Marius smiled sadly.

“I have paid this rent for the last two hours, and I aspire to get rid of it; but there is a sort of history attached to it, and I don’t know where to go.”

“Come to my place, sir,” said Courfeyrac.

“I have the priority,” observed Laigle, “but I have no home.”

“Hold your tongue, Bossuet,” said Courfeyrac.

“Bossuet,” said Marius, “but I thought that your name was Laigle.”

“De Meaux,” replied Laigle; “by metaphor, Bossuet.”

Courfeyrac entered the cab.

“Coachman,” said he, “hotel de la Porte-Saint-Jacques.”

And that very evening, Marius found himself installed in a chamber of the hotel de la Porte-Saint-Jacques side by side with Courfeyrac.

CHAPTER III—MARIUS’ ASTONISHMENTS

In a few days, Marius had become Courfeyrac’s friend.

Youth is the season for prompt welding and the rapid healing of scars.

Marius breathed freely in Courfeyrac’s society, a decidedly new thing for him.

Courfeyrac put no questions to him.

He did not even think of such a thing.

At that age, faces disclose everything on the spot.

Words are superfluous.

There are young men of whom it can be said that their countenances chatter.

One looks at them and one knows them.

One morning, however, Courfeyrac abruptly addressed this interrogation to him:—

“By the way, have you any political opinions?”

“The idea!” said Marius, almost affronted by the question.

“What are you?”

“A democrat-Bonapartist.”

“The gray hue of a reassured rat,” said Courfeyrac.

On the following day, Courfeyrac introduced Marius at the Cafe Musain.

Then he whispered in his ear, with a smile:

“I must give you your entry to the revolution.” And he led him to the hall of the Friends of the A B C.

He presented him to the other comrades, saying this simple word which Marius did not understand: “A pupil.”

Marius had fallen into a wasps’-nest of wits.

However, although he was silent and grave, he was, nonetheless, both winged and armed.

Marius, up to that time solitary and inclined to soliloquy, and to asides, both by habit and by taste, was a little fluttered by this covey of young men around him.

All these various initiatives solicited his attention at once, and pulled him about.

The tumultuous movements of these minds at liberty and at work set his ideas in a whirl.

Sometimes, in his trouble, they fled so far from him, that he had difficulty in recovering them.

He heard them talk of philosophy, of literature, of art, of history, of religion, in unexpected fashion.

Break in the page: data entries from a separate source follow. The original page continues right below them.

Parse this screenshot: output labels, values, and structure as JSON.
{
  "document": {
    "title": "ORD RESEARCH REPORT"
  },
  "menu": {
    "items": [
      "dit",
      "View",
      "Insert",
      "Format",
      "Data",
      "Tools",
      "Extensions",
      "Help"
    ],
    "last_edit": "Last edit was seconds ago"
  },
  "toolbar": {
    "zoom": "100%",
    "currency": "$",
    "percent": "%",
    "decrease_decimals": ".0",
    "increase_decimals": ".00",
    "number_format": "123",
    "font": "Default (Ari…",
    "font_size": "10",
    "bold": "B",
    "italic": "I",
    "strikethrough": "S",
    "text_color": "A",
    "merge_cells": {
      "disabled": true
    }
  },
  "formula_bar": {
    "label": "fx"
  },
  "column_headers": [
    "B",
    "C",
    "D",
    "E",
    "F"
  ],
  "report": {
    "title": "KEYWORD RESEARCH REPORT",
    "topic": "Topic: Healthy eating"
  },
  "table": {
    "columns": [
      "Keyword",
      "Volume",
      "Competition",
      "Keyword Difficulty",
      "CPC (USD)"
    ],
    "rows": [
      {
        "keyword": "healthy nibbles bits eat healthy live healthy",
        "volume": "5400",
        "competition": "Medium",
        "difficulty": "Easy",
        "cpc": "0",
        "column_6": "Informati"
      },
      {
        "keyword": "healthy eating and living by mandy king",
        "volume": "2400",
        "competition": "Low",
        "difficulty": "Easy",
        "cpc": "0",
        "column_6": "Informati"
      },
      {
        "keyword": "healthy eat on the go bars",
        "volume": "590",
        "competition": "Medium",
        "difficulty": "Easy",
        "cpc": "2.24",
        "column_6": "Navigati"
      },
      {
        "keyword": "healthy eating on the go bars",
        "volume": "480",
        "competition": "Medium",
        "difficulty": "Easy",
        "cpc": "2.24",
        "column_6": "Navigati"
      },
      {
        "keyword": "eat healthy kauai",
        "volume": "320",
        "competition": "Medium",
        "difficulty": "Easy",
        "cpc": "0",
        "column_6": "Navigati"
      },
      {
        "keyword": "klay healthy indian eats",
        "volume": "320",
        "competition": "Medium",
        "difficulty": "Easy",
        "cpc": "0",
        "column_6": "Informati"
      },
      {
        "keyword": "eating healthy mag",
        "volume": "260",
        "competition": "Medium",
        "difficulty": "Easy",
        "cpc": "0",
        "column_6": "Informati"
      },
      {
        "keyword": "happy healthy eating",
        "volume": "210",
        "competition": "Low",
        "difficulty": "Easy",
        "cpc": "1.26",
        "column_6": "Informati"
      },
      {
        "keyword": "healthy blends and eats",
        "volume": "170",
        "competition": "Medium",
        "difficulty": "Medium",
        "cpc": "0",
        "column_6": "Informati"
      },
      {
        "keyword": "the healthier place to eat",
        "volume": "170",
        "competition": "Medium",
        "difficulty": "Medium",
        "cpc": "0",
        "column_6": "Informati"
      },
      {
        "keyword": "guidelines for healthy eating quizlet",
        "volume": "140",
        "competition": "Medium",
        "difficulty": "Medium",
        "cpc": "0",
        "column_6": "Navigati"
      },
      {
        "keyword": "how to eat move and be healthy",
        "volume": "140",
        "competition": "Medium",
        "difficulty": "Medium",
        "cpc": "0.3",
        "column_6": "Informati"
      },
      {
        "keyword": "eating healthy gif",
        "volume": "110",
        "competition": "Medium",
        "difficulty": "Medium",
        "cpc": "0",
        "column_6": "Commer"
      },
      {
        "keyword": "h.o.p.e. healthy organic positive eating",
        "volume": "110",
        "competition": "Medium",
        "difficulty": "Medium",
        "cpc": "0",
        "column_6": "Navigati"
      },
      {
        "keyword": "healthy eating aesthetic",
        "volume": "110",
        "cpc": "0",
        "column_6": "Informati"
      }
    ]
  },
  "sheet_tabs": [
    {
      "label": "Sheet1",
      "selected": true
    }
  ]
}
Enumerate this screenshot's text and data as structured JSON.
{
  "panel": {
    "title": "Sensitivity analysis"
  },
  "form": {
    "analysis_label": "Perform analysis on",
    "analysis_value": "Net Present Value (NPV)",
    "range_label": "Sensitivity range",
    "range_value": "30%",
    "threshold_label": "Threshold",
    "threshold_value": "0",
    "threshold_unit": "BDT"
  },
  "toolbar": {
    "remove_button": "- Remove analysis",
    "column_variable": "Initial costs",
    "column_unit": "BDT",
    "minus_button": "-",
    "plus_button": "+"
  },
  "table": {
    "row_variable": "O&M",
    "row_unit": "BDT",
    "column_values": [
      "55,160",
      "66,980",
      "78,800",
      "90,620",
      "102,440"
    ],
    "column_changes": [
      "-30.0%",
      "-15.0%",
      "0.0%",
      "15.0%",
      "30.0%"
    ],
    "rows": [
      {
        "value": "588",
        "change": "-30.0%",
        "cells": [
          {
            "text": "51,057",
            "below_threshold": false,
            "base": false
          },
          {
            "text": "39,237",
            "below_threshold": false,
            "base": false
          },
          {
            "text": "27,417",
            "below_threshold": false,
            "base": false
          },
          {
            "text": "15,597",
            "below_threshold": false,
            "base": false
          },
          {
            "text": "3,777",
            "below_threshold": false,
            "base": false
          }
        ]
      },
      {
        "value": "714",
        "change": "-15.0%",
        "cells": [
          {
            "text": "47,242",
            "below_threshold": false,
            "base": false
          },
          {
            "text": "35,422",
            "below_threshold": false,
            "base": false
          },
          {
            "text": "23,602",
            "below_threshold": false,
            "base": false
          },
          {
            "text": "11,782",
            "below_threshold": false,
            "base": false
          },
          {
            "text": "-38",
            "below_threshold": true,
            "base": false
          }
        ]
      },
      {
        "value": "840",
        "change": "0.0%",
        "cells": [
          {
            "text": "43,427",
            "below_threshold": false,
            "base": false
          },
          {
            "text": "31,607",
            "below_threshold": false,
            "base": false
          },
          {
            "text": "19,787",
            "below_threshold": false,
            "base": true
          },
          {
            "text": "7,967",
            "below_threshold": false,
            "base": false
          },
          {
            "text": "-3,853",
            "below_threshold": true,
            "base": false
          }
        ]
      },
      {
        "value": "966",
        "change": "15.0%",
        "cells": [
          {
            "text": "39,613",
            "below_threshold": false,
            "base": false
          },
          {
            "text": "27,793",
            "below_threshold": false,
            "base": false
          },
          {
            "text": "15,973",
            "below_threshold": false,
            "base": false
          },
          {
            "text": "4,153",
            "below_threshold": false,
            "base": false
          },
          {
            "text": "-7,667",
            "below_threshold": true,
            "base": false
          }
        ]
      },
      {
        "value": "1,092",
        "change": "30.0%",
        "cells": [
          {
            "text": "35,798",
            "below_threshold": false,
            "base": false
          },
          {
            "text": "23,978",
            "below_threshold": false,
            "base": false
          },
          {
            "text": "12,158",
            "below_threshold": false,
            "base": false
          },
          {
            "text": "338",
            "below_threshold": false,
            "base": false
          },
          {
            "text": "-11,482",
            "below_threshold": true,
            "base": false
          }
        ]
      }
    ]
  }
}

He caught glimpses of strange aspects; and, as he did not place them in proper perspective, he was not altogether sure that it was not chaos that he grasped.

On abandoning his grandfather’s opinions for the opinions of his father, he had supposed himself fixed; he now suspected, with uneasiness, and without daring to avow it to himself, that he was not.